Dendrobium bigibbum, Purple Happyness

Dendrobium bigibbum hybrid

One of the many orchids readily available in the garden centres is Dendrobium bigibbum hybrid; it’s a dream orchid for the seller and has exact qualities required.

  • An upright growing habit
  • Good flower count with a gorgeous colour
  • Multiple spikes
  • Challenging to keep after the flowers have faded

With the right care it is ideal for windowsill growing but were as Phalaenopsis grow throughout the winter, it require a very dry warm rest till it starts to regrow in the spring.

Its growing requirements; Warm growing conditions, watered with care and given a warm dry winters rest, resuming water with the spring growth. The orchid will need feeding as any nutrients in the compost will have been used up. The typical coconut fibre compost it’s sold in can remain wet for quite a while and if you are not careful will aid rotting of the roots and at its base.

This orchid had two flower spikes and a new keiki, quite happy, clinging to its mother. The plant was loose in its pot with the roots no longer clinging to the pots side; this is often a sign of deteriorating compost and roots. The orchid needed repotting into fresh compost and the keiki dealt with.

The keiki was carefully detached from the older cane without too much damage. 
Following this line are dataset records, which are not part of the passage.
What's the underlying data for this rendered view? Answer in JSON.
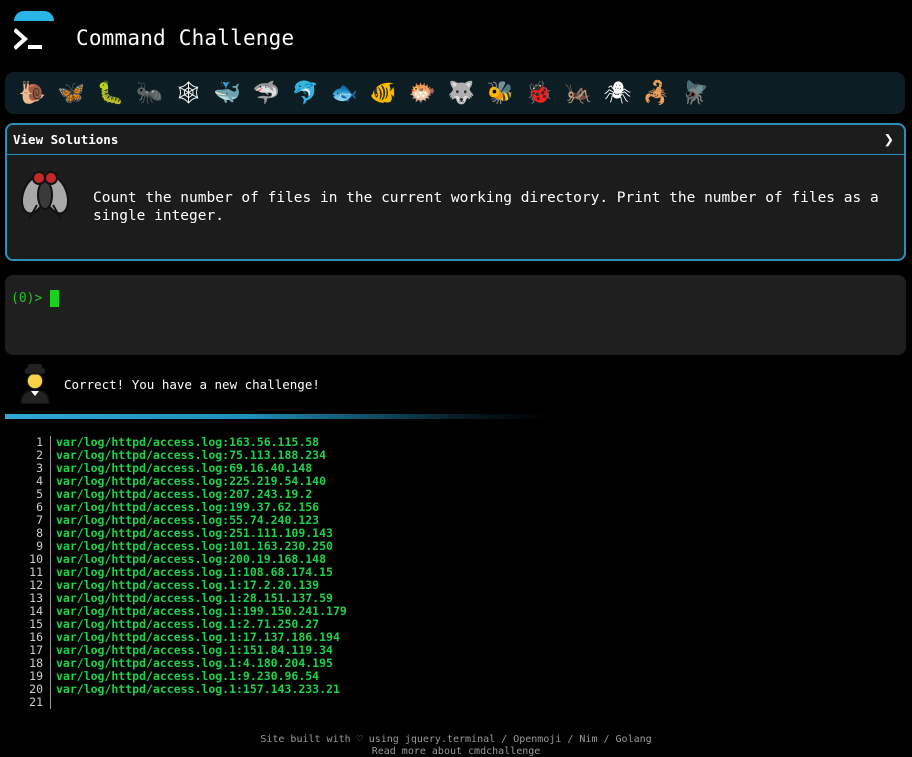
{
  "header": {
    "title": "Command Challenge"
  },
  "iconbar": {
    "icons": [
      {
        "name": "snail-icon",
        "glyph": "🐌"
      },
      {
        "name": "butterfly-icon",
        "glyph": "🦋"
      },
      {
        "name": "caterpillar-icon",
        "glyph": "🐛"
      },
      {
        "name": "ant-icon",
        "glyph": "🐜"
      },
      {
        "name": "spider-web-icon",
        "glyph": "🕸"
      },
      {
        "name": "whale-icon",
        "glyph": "🐳"
      },
      {
        "name": "shark-icon",
        "glyph": "🦈"
      },
      {
        "name": "dolphin-icon",
        "glyph": "🐬"
      },
      {
        "name": "fish-icon",
        "glyph": "🐟"
      },
      {
        "name": "tropical-fish-icon",
        "glyph": "🐠"
      },
      {
        "name": "blowfish-icon",
        "glyph": "🐡"
      },
      {
        "name": "wolf-icon",
        "glyph": "🐺"
      },
      {
        "name": "bee-icon",
        "glyph": "🐝"
      },
      {
        "name": "ladybug-icon",
        "glyph": "🐞"
      },
      {
        "name": "cricket-icon",
        "glyph": "🦗"
      },
      {
        "name": "spider-icon",
        "glyph": "🕷"
      },
      {
        "name": "scorpion-icon",
        "glyph": "🦂"
      },
      {
        "name": "fly-icon",
        "glyph": "🪰"
      }
    ]
  },
  "challenge": {
    "header_label": "View Solutions",
    "chevron": "❯",
    "description": "Count the number of files in the current working directory. Print the number of files as a single integer."
  },
  "terminal": {
    "prompt": "(0)>"
  },
  "status": {
    "message": "Correct! You have a new challenge!"
  },
  "output": {
    "lines": [
      {
        "n": "1",
        "text": "var/log/httpd/access.log:163.56.115.58"
      },
      {
        "n": "2",
        "text": "var/log/httpd/access.log:75.113.188.234"
      },
      {
        "n": "3",
        "text": "var/log/httpd/access.log:69.16.40.148"
      },
      {
        "n": "4",
        "text": "var/log/httpd/access.log:225.219.54.140"
      },
      {
        "n": "5",
        "text": "var/log/httpd/access.log:207.243.19.2"
      },
      {
        "n": "6",
        "text": "var/log/httpd/access.log:199.37.62.156"
      },
      {
        "n": "7",
        "text": "var/log/httpd/access.log:55.74.240.123"
      },
      {
        "n": "8",
        "text": "var/log/httpd/access.log:251.111.109.143"
      },
      {
        "n": "9",
        "text": "var/log/httpd/access.log:101.163.230.250"
      },
      {
        "n": "10",
        "text": "var/log/httpd/access.log:200.19.168.148"
      },
      {
        "n": "11",
        "text": "var/log/httpd/access.log.1:108.68.174.15"
      },
      {
        "n": "12",
        "text": "var/log/httpd/access.log.1:17.2.20.139"
      },
      {
        "n": "13",
        "text": "var/log/httpd/access.log.1:28.151.137.59"
      },
      {
        "n": "14",
        "text": "var/log/httpd/access.log.1:199.150.241.179"
      },
      {
        "n": "15",
        "text": "var/log/httpd/access.log.1:2.71.250.27"
      },
      {
        "n": "16",
        "text": "var/log/httpd/access.log.1:17.137.186.194"
      },
      {
        "n": "17",
        "text": "var/log/httpd/access.log.1:151.84.119.34"
      },
      {
        "n": "18",
        "text": "var/log/httpd/access.log.1:4.180.204.195"
      },
      {
        "n": "19",
        "text": "var/log/httpd/access.log.1:9.230.96.54"
      },
      {
        "n": "20",
        "text": "var/log/httpd/access.log.1:157.143.233.21"
      },
      {
        "n": "21",
        "text": ""
      }
    ]
  },
  "footer": {
    "line1": "Site built with ♡ using jquery.terminal / Openmoji / Nim / Golang",
    "line2": "Read more about cmdchallenge"
  },
  "colors": {
    "accent": "#2a8fb6",
    "terminal_green": "#1fd14a",
    "cursor": "#19d219"
  }
}
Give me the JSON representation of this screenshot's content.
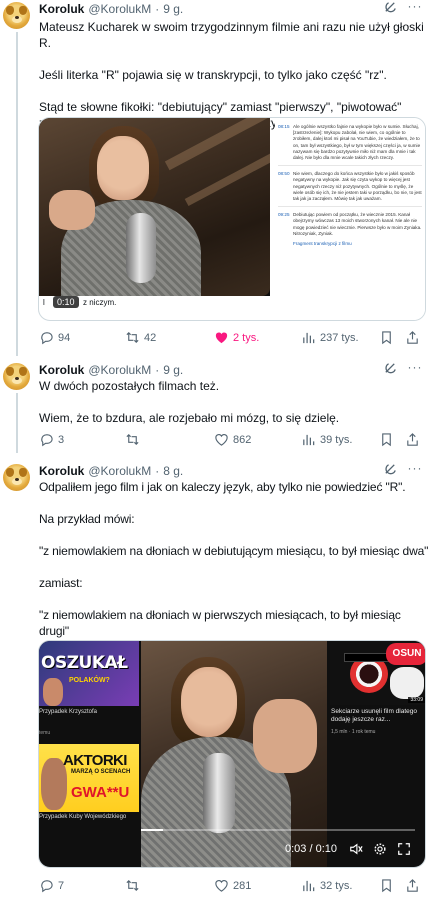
{
  "tweets": [
    {
      "author": "Koroluk",
      "handle": "@KorolukM",
      "sep": "·",
      "time": "9 g.",
      "more": "···",
      "text": "Mateusz Kucharek w swoim trzygodzinnym filmie ani razu nie użył głoski R.\n\nJeśli literka \"R\" pojawia się w transkrypcji, to tylko jako część \"rz\".\n\nStąd te słowne fikołki: \"debiutujący\" zamiast \"pierwszy\", \"piwotować\" zamiast \"zdradzić\", \"Zyniak\" zamiast \"Nitrozyniak\".",
      "media": {
        "video_time": "0:10",
        "caption_prefix": "l",
        "caption": "z niczym.",
        "transcript": [
          {
            "ts": "08:15",
            "text": "Ale ogólnie wszystko fajnie na wykopie było w sumie. Słuchaj, [zastrzeżenie]: Wykopu zabolał, nie wiem, co ogólnie to zrobiłem, dalej ktoś mi pisał na YouTubie, że wiedziałem, że to on, tam był wszystkiego, był w tym większej części ja, w sumie nazywam się bardzo pozytywnie miło niż mam dla mnie i tak dalej. Nie było dla mnie wcale takich złych rzeczy.",
            "hl": "YouTubie"
          },
          {
            "ts": "08:50",
            "text": "Nie wiem, dlaczego do końca wszystkie było w jakiś sposób negatywny na wykopie. Jak się czyta wykop to więcej jest negatywnych rzeczy niż pozytywnych. Ogólnie to myślę, że wiele osób się ich, że nie jestem taki w porządku, bo nie, to jest tak jak ja zacząłem. Mówię tak jak uważam.",
            "hl": ""
          },
          {
            "ts": "09:25",
            "text": "Debiutując powiem od początku, że wiecznie 2015. Kanał obejrzymy wówczas 13 moich stworzonych kanał. Nie ale nie mogę powiedzieć nie wiecznie. Pierwsze było w moim Zyniaka. Nitrozyniak, Zyniak.",
            "hl": "Zyniak"
          },
          {
            "ts": "",
            "text": "Fragment transkrypcji z filmu",
            "hl": ""
          }
        ]
      },
      "actions": {
        "replies": "94",
        "reposts": "42",
        "likes": "2 tys.",
        "views": "237 tys."
      }
    },
    {
      "author": "Koroluk",
      "handle": "@KorolukM",
      "sep": "·",
      "time": "9 g.",
      "more": "···",
      "text": "W dwóch pozostałych filmach też.\n\nWiem, że to bzdura, ale rozjebało mi mózg, to się dzielę.",
      "actions": {
        "replies": "3",
        "reposts": "",
        "likes": "862",
        "views": "39 tys."
      }
    },
    {
      "author": "Koroluk",
      "handle": "@KorolukM",
      "sep": "·",
      "time": "8 g.",
      "more": "···",
      "text": "Odpaliłem jego film i jak on kaleczy język, aby tylko nie powiedzieć \"R\".\n\nNa przykład mówi:\n\n\"z niemowlakiem na dłoniach w debiutującym miesiącu, to był miesiąc dwa\"\n\nzamiast:\n\n\"z niemowlakiem na dłoniach w pierwszych miesiącach, to był miesiąc drugi\"",
      "media": {
        "thumb_a_title": "OSZUKAŁ",
        "thumb_a_sub": "POLAKÓW?",
        "thumb_a_label": "Przypadek Krzysztofa",
        "thumb_a_meta": "temu",
        "thumb_b_title": "AKTORKI",
        "thumb_b_sub": "MARZĄ O SCENACH",
        "thumb_b_word": "GWA**U",
        "thumb_b_label": "Przypadek Kuby Wojewódzkiego",
        "thumb_c_badge": "OSUN TO!",
        "thumb_c_duration": "33:09",
        "thumb_c_title": "Sekciarze usunęli film dlatego dodaję jeszcze raz...",
        "thumb_c_meta": "1,5 mln · 1 rok temu",
        "time_display": "0:03 / 0:10",
        "progress": 0.08
      },
      "actions": {
        "replies": "7",
        "reposts": "",
        "likes": "281",
        "views": "32 tys."
      }
    }
  ],
  "colors": {
    "liked": "#f91880",
    "meta": "#536471",
    "link": "#1a5fb4"
  }
}
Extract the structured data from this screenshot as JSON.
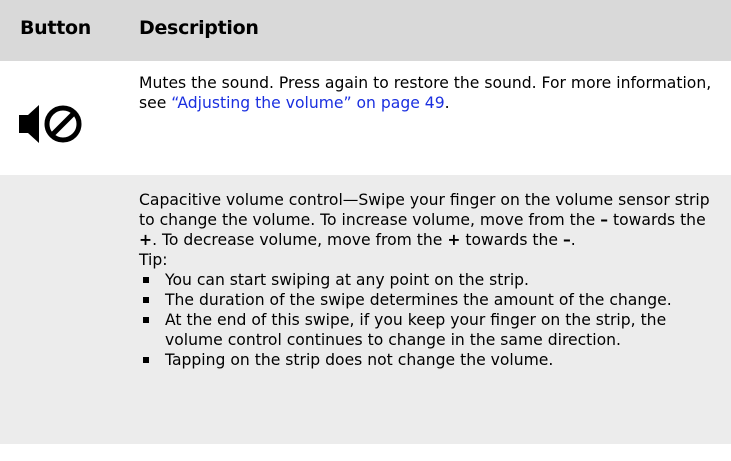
{
  "header": {
    "col_button": "Button",
    "col_description": "Description"
  },
  "rows": [
    {
      "icon": "mute-speaker-icon",
      "text_before": "Mutes the sound. Press again to restore the sound. For more information, see ",
      "link_text": "“Adjusting the volume” on page 49",
      "text_after": "."
    },
    {
      "icon": "",
      "main_pre": "Capacitive volume control—Swipe your finger on the volume sensor strip to change the volume. To increase volume, move from the ",
      "minus1": "–",
      "mid1": " towards the ",
      "plus1": "+",
      "mid2": ". To decrease volume, move from the ",
      "plus2": "+",
      "mid3": " towards the ",
      "minus2": "–",
      "end": ".",
      "tip_label": "Tip:",
      "tips": [
        "You can start swiping at any point on the strip.",
        "The duration of the swipe determines the amount of the change.",
        "At the end of this swipe, if you keep your finger on the strip, the volume control continues to change in the same direction.",
        "Tapping on the strip does not change the volume."
      ]
    }
  ],
  "colors": {
    "header_bg": "#d9d9d9",
    "row2_bg": "#ececec",
    "link": "#1a2fe0"
  }
}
Due to the plants growing requirements I wanted to achieve optimum drainage with the pot and growing media I chose. The compost was a mix of pine bark and charcoal with several pieces of large Alfagrog, porous ceramic filter media placed in the bottom for weight as the pot would be top heavy and again to aid drainage. The young orchid has short roots requiring staking until the roots grow and anchor it firmly in the pot.

The rest of the orchid was potted up in a similar fashion.

After re-potting it will be placed into the humid greenhouse but not watered for week till the break from the mother orchid has had a chance to seal. Then watered with care making the roots grow downwards and anchor to the growing media.

With a little care the orchid can grow and bloom for years on the new and older canes.